Question: How do you write a quadratic function in vertex form whose graph has the vertex \[\left( { - 3,5} \r...

Question

How do you write a quadratic function in vertex form whose graph has the vertex $\left( { - 3,5} \right)$ and passes through the point $\left( {0, - 14} \right)$ ?

Answer 1

Solution

In this question we have to find the quadratic form whose vertex and point through which it passes through, we use the vertex form of the equation which is given by $y = a{\left( {x - h} \right)^2} + k$ , where $\left( {h,k} \right)$ is the vertex, and now substituting the point through which the equation passes through in the vertex form we will get the value of $a$ , and simplifying the equation we will get the required quadratic equation.

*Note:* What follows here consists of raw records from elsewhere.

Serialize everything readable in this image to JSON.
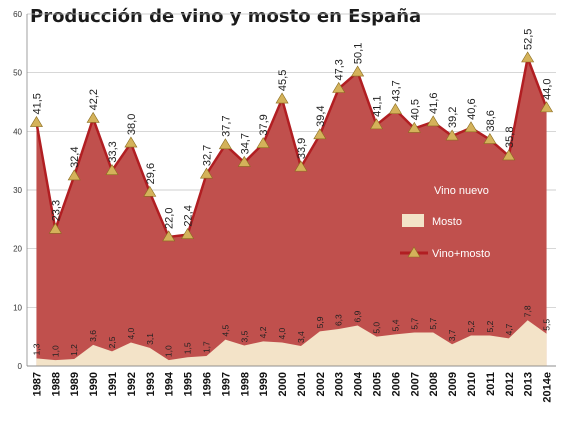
{
  "chart_data": {
    "type": "area",
    "title": "Producción de vino y mosto en España",
    "categories": [
      "1987",
      "1988",
      "1989",
      "1990",
      "1991",
      "1992",
      "1993",
      "1994",
      "1995",
      "1996",
      "1997",
      "1998",
      "1999",
      "2000",
      "2001",
      "2002",
      "2003",
      "2004",
      "2005",
      "2006",
      "2007",
      "2008",
      "2009",
      "2010",
      "2011",
      "2012",
      "2013",
      "2014e"
    ],
    "series": [
      {
        "name": "Vino+mosto",
        "kind": "line-with-markers",
        "color": "#b11e22",
        "values": [
          41.5,
          23.3,
          32.4,
          42.2,
          33.3,
          38.0,
          29.6,
          22.0,
          22.4,
          32.7,
          37.7,
          34.7,
          37.9,
          45.5,
          33.9,
          39.4,
          47.3,
          50.1,
          41.1,
          43.7,
          40.5,
          41.6,
          39.2,
          40.6,
          38.6,
          35.8,
          52.5,
          44.0
        ],
        "labels": [
          "41,5",
          "23,3",
          "32,4",
          "42,2",
          "33,3",
          "38,0",
          "29,6",
          "22,0",
          "22,4",
          "32,7",
          "37,7",
          "34,7",
          "37,9",
          "45,5",
          "33,9",
          "39,4",
          "47,3",
          "50,1",
          "41,1",
          "43,7",
          "40,5",
          "41,6",
          "39,2",
          "40,6",
          "38,6",
          "35,8",
          "52,5",
          "44,0"
        ]
      },
      {
        "name": "Mosto",
        "kind": "area",
        "color": "#f3e3c8",
        "values": [
          1.3,
          1.0,
          1.2,
          3.6,
          2.5,
          4.0,
          3.1,
          1.0,
          1.5,
          1.7,
          4.5,
          3.5,
          4.2,
          4.0,
          3.4,
          5.9,
          6.3,
          6.9,
          5.0,
          5.4,
          5.7,
          5.7,
          3.7,
          5.2,
          5.2,
          4.7,
          7.8,
          5.5
        ],
        "labels": [
          "1,3",
          "1,0",
          "1,2",
          "3,6",
          "2,5",
          "4,0",
          "3,1",
          "1,0",
          "1,5",
          "1,7",
          "4,5",
          "3,5",
          "4,2",
          "4,0",
          "3,4",
          "5,9",
          "6,3",
          "6,9",
          "5,0",
          "5,4",
          "5,7",
          "5,7",
          "3,7",
          "5,2",
          "5,2",
          "4,7",
          "7,8",
          "5,5"
        ]
      },
      {
        "name": "Vino nuevo",
        "kind": "area",
        "color": "#c0504d"
      }
    ],
    "ylim": [
      0,
      60
    ],
    "yticks": [
      0,
      10,
      20,
      30,
      40,
      50,
      60
    ],
    "grid": true,
    "legend": "right-middle",
    "colors": {
      "vino_area": "#c0504d",
      "line": "#b11e22",
      "marker": "#d4b25a",
      "mosto_area": "#f3e3c8",
      "grid": "#bfbfbf"
    }
  }
}
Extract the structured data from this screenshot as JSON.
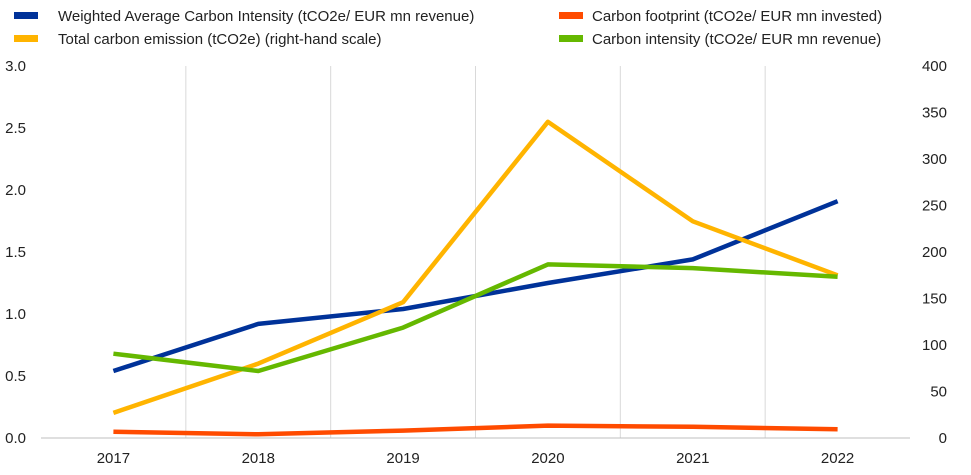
{
  "chart_data": {
    "type": "line",
    "categories": [
      "2017",
      "2018",
      "2019",
      "2020",
      "2021",
      "2022"
    ],
    "series": [
      {
        "name": "Weighted Average Carbon Intensity (tCO2e/ EUR mn revenue)",
        "axis": "left",
        "color": "#003299",
        "values": [
          0.54,
          0.92,
          1.04,
          1.25,
          1.44,
          1.91
        ]
      },
      {
        "name": "Carbon footprint (tCO2e/ EUR mn invested)",
        "axis": "left",
        "color": "#ff4b00",
        "values": [
          0.05,
          0.03,
          0.06,
          0.1,
          0.09,
          0.07
        ]
      },
      {
        "name": "Total carbon emission (tCO2e) (right-hand scale)",
        "axis": "right",
        "color": "#ffb400",
        "values": [
          27,
          80,
          146,
          340,
          233,
          175
        ]
      },
      {
        "name": "Carbon intensity (tCO2e/ EUR mn revenue)",
        "axis": "left",
        "color": "#65b800",
        "values": [
          0.68,
          0.54,
          0.89,
          1.4,
          1.37,
          1.3
        ]
      }
    ],
    "left_axis": {
      "ylim": [
        0,
        3
      ],
      "ticks": [
        "0.0",
        "0.5",
        "1.0",
        "1.5",
        "2.0",
        "2.5",
        "3.0"
      ]
    },
    "right_axis": {
      "ylim": [
        0,
        400
      ],
      "ticks": [
        "0",
        "50",
        "100",
        "150",
        "200",
        "250",
        "300",
        "350",
        "400"
      ]
    },
    "grid": "vertical",
    "legend_position": "top"
  }
}
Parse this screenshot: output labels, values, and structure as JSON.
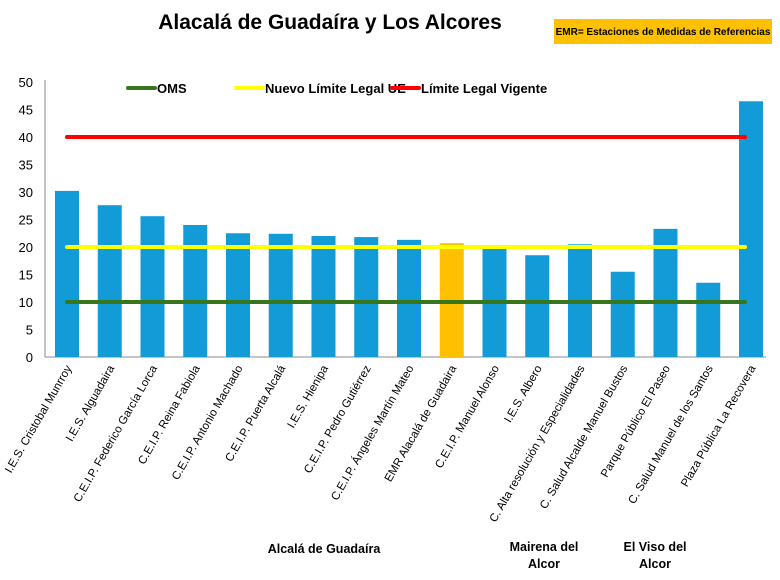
{
  "chart_data": {
    "type": "bar",
    "title": "Alacalá de Guadaíra y Los Alcores",
    "note": "EMR= Estaciones de Medidas de Referencias",
    "note_color": "#FFC000",
    "ylim": [
      0,
      50
    ],
    "yticks": [
      0,
      5,
      10,
      15,
      20,
      25,
      30,
      35,
      40,
      45,
      50
    ],
    "grid": false,
    "legend_placement": "top",
    "categories": [
      "I.E.S. Cristobal Munrroy",
      "I.E.S. Alguadaira",
      "C.E.I.P. Federico García Lorca",
      "C.E.I.P. Reina Fabiola",
      "C.E.I.P. Antonio Machado",
      "C.E.I.P. Puerta Alcalá",
      "I.E.S. Hienipa",
      "C.E.I.P. Pedro Gutiérrez",
      "C.E.I.P. Ángeles Martín Mateo",
      "EMR Alacalá de Guadaira",
      "C.E.I.P. Manuel Alonso",
      "I.E.S. Albero",
      "C. Alta resolución y Especialidades",
      "C. Salud Alcalde Manuel Bustos",
      "Parque Público El Paseo",
      "C. Salud Manuel de los Santos",
      "Plaza Pública La Recovera"
    ],
    "values": [
      30.2,
      27.6,
      25.6,
      24.0,
      22.5,
      22.4,
      22.0,
      21.8,
      21.3,
      20.7,
      19.9,
      18.5,
      20.5,
      15.5,
      23.3,
      13.5,
      46.5
    ],
    "bar_color": "#129BD6",
    "highlight_color": "#FFC000",
    "highlight_index": 9,
    "reference_lines": [
      {
        "name": "OMS",
        "value": 10,
        "color": "#38761D"
      },
      {
        "name": "Nuevo Límite Legal UE",
        "value": 20,
        "color": "#FFFF00"
      },
      {
        "name": "Límite Legal Vigente",
        "value": 40,
        "color": "#FF0000"
      }
    ],
    "groups": [
      {
        "lines": [
          "Alcalá de Guadaíra"
        ]
      },
      {
        "lines": [
          "Mairena  del",
          "Alcor"
        ]
      },
      {
        "lines": [
          "El Viso del",
          "Alcor"
        ]
      }
    ]
  }
}
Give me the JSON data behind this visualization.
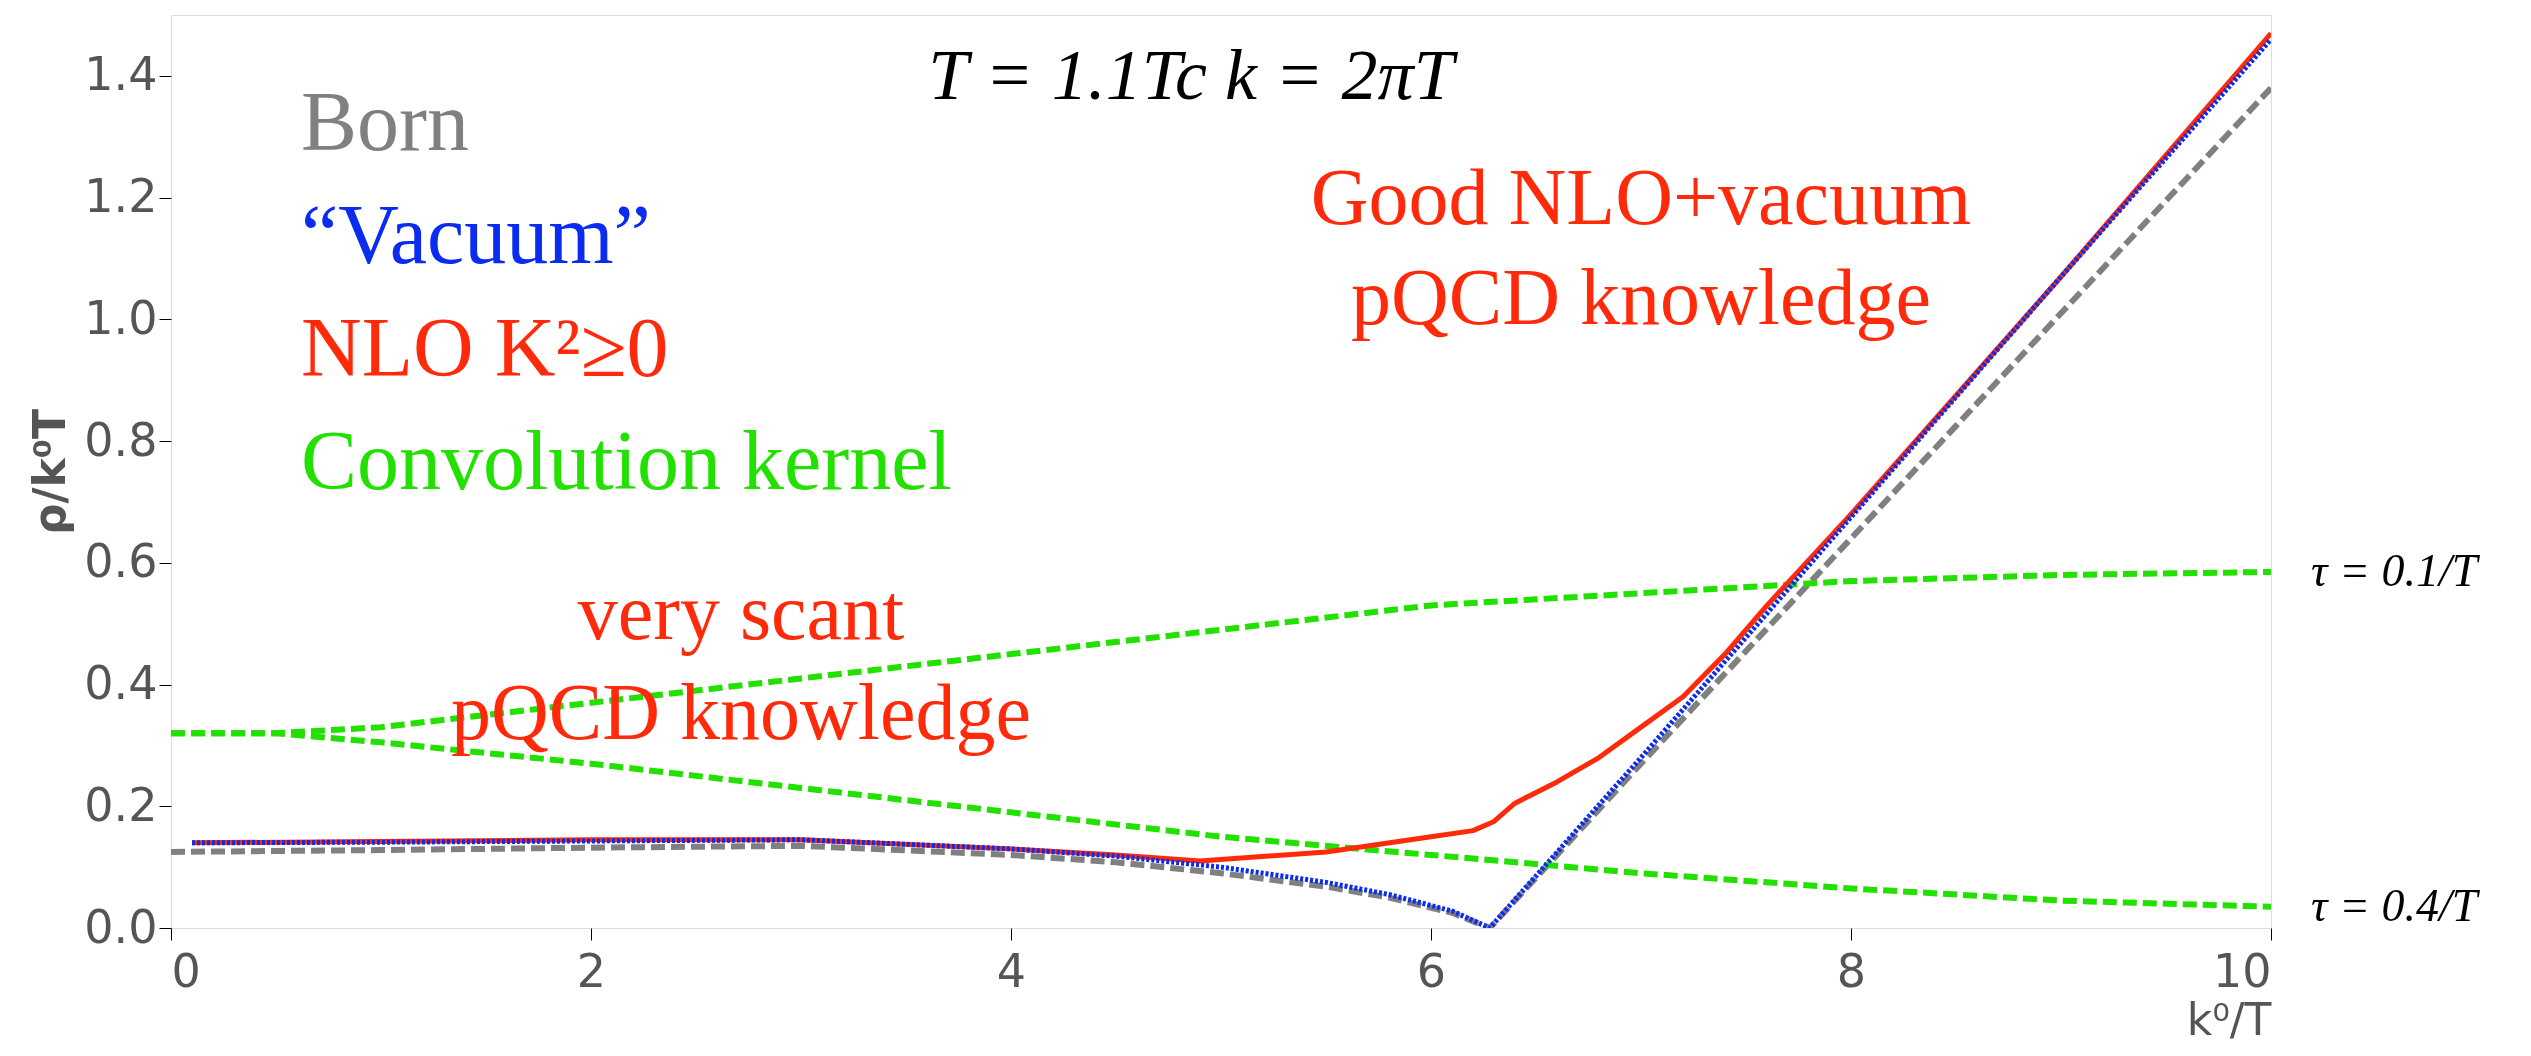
{
  "chart_data": {
    "type": "line",
    "title": "T = 1.1Tc   k = 2πT",
    "xlabel": "k⁰/T",
    "ylabel": "ρ/k⁰T",
    "xlim": [
      0,
      10
    ],
    "ylim": [
      0,
      1.5
    ],
    "xticks": [
      0,
      2,
      4,
      6,
      8,
      10
    ],
    "yticks": [
      {
        "value": 0,
        "label": "0.0"
      },
      0.2,
      0.4,
      0.6,
      0.8,
      {
        "value": 1,
        "label": "1.0"
      },
      1.2,
      1.4
    ],
    "grid": false,
    "legend": "top left",
    "series": [
      {
        "name": "Born",
        "color": "#808080",
        "line_style": "dashed",
        "x": [
          0,
          1,
          2,
          3,
          4,
          4.5,
          5,
          5.5,
          5.8,
          6.1,
          6.28,
          7,
          8,
          9,
          10
        ],
        "values": [
          0.125,
          0.128,
          0.132,
          0.135,
          0.12,
          0.108,
          0.09,
          0.068,
          0.05,
          0.025,
          0.0,
          0.27,
          0.64,
          1.01,
          1.38
        ]
      },
      {
        "name": "“Vacuum”",
        "color": "#0a2cf0",
        "line_style": "dotted",
        "x": [
          0.1,
          1,
          2,
          3,
          4,
          4.5,
          5,
          5.5,
          5.8,
          6.1,
          6.28,
          7,
          8,
          9,
          10
        ],
        "values": [
          0.14,
          0.141,
          0.143,
          0.145,
          0.13,
          0.118,
          0.1,
          0.075,
          0.055,
          0.028,
          0.0,
          0.28,
          0.675,
          1.07,
          1.46
        ]
      },
      {
        "name": "NLO K²≥0",
        "color": "#ff2a0a",
        "line_style": "solid",
        "x": [
          0.1,
          1,
          2,
          3,
          4,
          4.5,
          4.9,
          5.5,
          6,
          6.2,
          6.3,
          6.4,
          6.6,
          6.8,
          7,
          7.2,
          7.4,
          7.6,
          8,
          9,
          10
        ],
        "values": [
          0.14,
          0.142,
          0.145,
          0.145,
          0.13,
          0.12,
          0.11,
          0.125,
          0.15,
          0.16,
          0.175,
          0.205,
          0.24,
          0.28,
          0.33,
          0.38,
          0.45,
          0.53,
          0.68,
          1.07,
          1.47
        ]
      },
      {
        "name": "Convolution kernel",
        "color": "#22e000",
        "line_style": "dashed",
        "x": [
          0,
          0.5,
          1,
          2,
          3,
          4,
          5,
          6,
          7,
          8,
          9,
          10
        ],
        "values": [
          0.32,
          0.32,
          0.33,
          0.37,
          0.41,
          0.45,
          0.49,
          0.53,
          0.55,
          0.57,
          0.58,
          0.585
        ]
      },
      {
        "color": "#22e000",
        "line_style": "dashed",
        "x": [
          0,
          0.5,
          1,
          2,
          3,
          4,
          5,
          6,
          7,
          8,
          9,
          10
        ],
        "values": [
          0.32,
          0.32,
          0.305,
          0.27,
          0.23,
          0.19,
          0.15,
          0.12,
          0.09,
          0.065,
          0.045,
          0.035
        ]
      }
    ],
    "annotations": [
      {
        "text": "τ = 0.1/T",
        "x": 10,
        "y": 0.585
      },
      {
        "text": "τ = 0.4/T",
        "x": 10,
        "y": 0.035
      },
      "Good NLO+vacuum\npQCD knowledge",
      "very scant\npQCD knowledge"
    ]
  }
}
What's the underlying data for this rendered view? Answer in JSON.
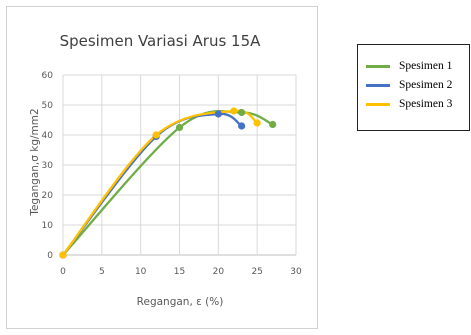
{
  "chart_data": {
    "type": "line",
    "title": "Spesimen Variasi Arus 15A",
    "xlabel": "Regangan, ε (%)",
    "ylabel": "Tegangan,σ kg/mm2",
    "xlim": [
      0,
      30
    ],
    "ylim": [
      0,
      60
    ],
    "x_ticks": [
      "0",
      "5",
      "10",
      "15",
      "20",
      "25",
      "30"
    ],
    "y_ticks": [
      "0",
      "10",
      "20",
      "30",
      "40",
      "50",
      "60"
    ],
    "grid": true,
    "smooth": true,
    "legend_position": "right, outside plot",
    "series": [
      {
        "name": "Spesimen 1",
        "color": "#70ad47",
        "points": [
          [
            0,
            0
          ],
          [
            15,
            42.5
          ],
          [
            23,
            47.5
          ],
          [
            27,
            43.5
          ]
        ]
      },
      {
        "name": "Spesimen 2",
        "color": "#4472c4",
        "points": [
          [
            0,
            0
          ],
          [
            12,
            39.5
          ],
          [
            20,
            47
          ],
          [
            23,
            43
          ]
        ]
      },
      {
        "name": "Spesimen 3",
        "color": "#ffc000",
        "points": [
          [
            0,
            0
          ],
          [
            12,
            40
          ],
          [
            22,
            48
          ],
          [
            25,
            44
          ]
        ]
      }
    ]
  }
}
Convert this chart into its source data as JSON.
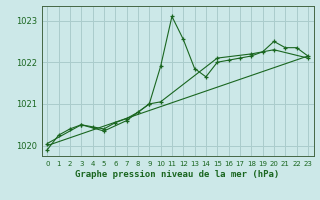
{
  "background_color": "#cce8e8",
  "plot_bg_color": "#cce8e8",
  "grid_color": "#aacccc",
  "line_color": "#1a6620",
  "title": "Graphe pression niveau de la mer (hPa)",
  "ylim": [
    1019.75,
    1023.35
  ],
  "yticks": [
    1020,
    1021,
    1022,
    1023
  ],
  "xlim": [
    -0.5,
    23.5
  ],
  "xticks": [
    0,
    1,
    2,
    3,
    4,
    5,
    6,
    7,
    8,
    9,
    10,
    11,
    12,
    13,
    14,
    15,
    16,
    17,
    18,
    19,
    20,
    21,
    22,
    23
  ],
  "series1_x": [
    0,
    1,
    2,
    3,
    4,
    5,
    6,
    7,
    8,
    9,
    10,
    11,
    12,
    13,
    14,
    15,
    16,
    17,
    18,
    19,
    20,
    21,
    22,
    23
  ],
  "series1_y": [
    1019.9,
    1020.25,
    1020.4,
    1020.5,
    1020.45,
    1020.4,
    1020.55,
    1020.65,
    1020.8,
    1021.0,
    1021.9,
    1023.1,
    1022.55,
    1021.85,
    1021.65,
    1022.0,
    1022.05,
    1022.1,
    1022.15,
    1022.25,
    1022.5,
    1022.35,
    1022.35,
    1022.15
  ],
  "series2_x": [
    0,
    3,
    5,
    7,
    9,
    10,
    15,
    18,
    20,
    23
  ],
  "series2_y": [
    1020.05,
    1020.5,
    1020.35,
    1020.6,
    1021.0,
    1021.05,
    1022.1,
    1022.2,
    1022.3,
    1022.1
  ],
  "series3_x": [
    0,
    23
  ],
  "series3_y": [
    1020.0,
    1022.15
  ],
  "ylabel_fontsize": 6,
  "xlabel_fontsize": 6.5,
  "tick_fontsize": 5.5
}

Complete step-by-step solution:
Given that the graph has the vertex $\left( { - 3,5} \right)$ and it passes through the point $\left( {0, - 14} \right)$ ,
We know that the vertex form of the graph is given by $y = a{\left( {x - h} \right)^2} + k$ , where $\left( {h,k} \right)$ is the vertex,
Now given the vertex of the given function is $\left( { - 3,5} \right)$ ,
Comparing the vertex form we can say that, $h = - 3$ and $k = 5$ ,
Now substituting the values in the vertex form we get,
$\Rightarrow y = a{\left( {x - \left( { - 3} \right)} \right)^2} + 5$ ,
Now simplifying we get,
$\Rightarrow y = a{\left( {x + 3} \right)^2} + 5$ ,
So, the equation passes through the point $\left( {0, - 14} \right)$ , now here $x = 0$ and $y = - 14$ ,
Substituting the values in the equation we get,
$\Rightarrow - 14 = a{\left( {0 + 3} \right)^2} + 5$ ,
Now simplifying we get,
$\Rightarrow - 14 = a{\left( 3 \right)^2} + 5$ ,
Now taking the square we get,
$\Rightarrow - 14 = a\left( 9 \right) + 5$ ,
So, now subtracting 5 to both sides we get,
$\Rightarrow - 14 - 5 = 9a + 5 - 5$ ,
Now eliminating the like terms,
$\Rightarrow 9a = - 19$ ,
Now dividing both sides with 9 we get,
$\Rightarrow \dfrac{{9a}}{9} = \dfrac{{ - 19}}{9}$ ,
Now simplifying we get,
$\Rightarrow a = \dfrac{{ - 19}}{9}$ ,
So, by substituting the values in the vertex form, i.e., $a = \dfrac{{ - 19}}{9}$ , $h = - 3$ and $k = 5$ then the quadratic function will be,
$\Rightarrow $$$$y = \dfrac{{ - 19}}{9}{\left( {x + 3} \right)^2} + 5$ ,
Now taking L.C.M on the right hand side we get,
$\Rightarrow y = \dfrac{{ - 19{{\left( {x + 3} \right)}^2} + 45}}{9}$ ,
Now taking 9 to the left hand side we get,
$\Rightarrow 9y = - 19{\left( {x + 3} \right)^2} + 45$ ,
Now taking the square we get,
$\Rightarrow 9y = - 19\left( {{x^2} + 6x + 9} \right) + 45$ ,
Now multiplying the terms in the right hand side we get,
$\Rightarrow 9y = - 19{x^2} - 114x - 171 + 45$ ,
Now simplifying we get,
$\Rightarrow 9y = - 19{x^2} - 114x - 126$ .
So, the quadratic function is $9y = - 19{x^2} - 114x - 126$ .

$\therefore$ The quadratic function in vertex form whose graph has the vertex $\left( { - 3,5} \right)$ and passes through the point $\left( {0, - 14} \right)$ will be equal to $9y = - 19{x^2} - 114x - 126$ .

Note: Symmetric points are called the points which are equidistant from the axis of symmetry and lie on the $x$ -axis and they are calculated as $x$ -intercepts. To find the vertex of the parabola we can also make use of the standard form of the equation $y = a{x^2} + bx + c$ , where the axis of symmetry or the $x$ -coordinate is given by $x = \dfrac{{ - b}}{{2a}}$ and then we will find the value of $y$ from the equation of the parabola.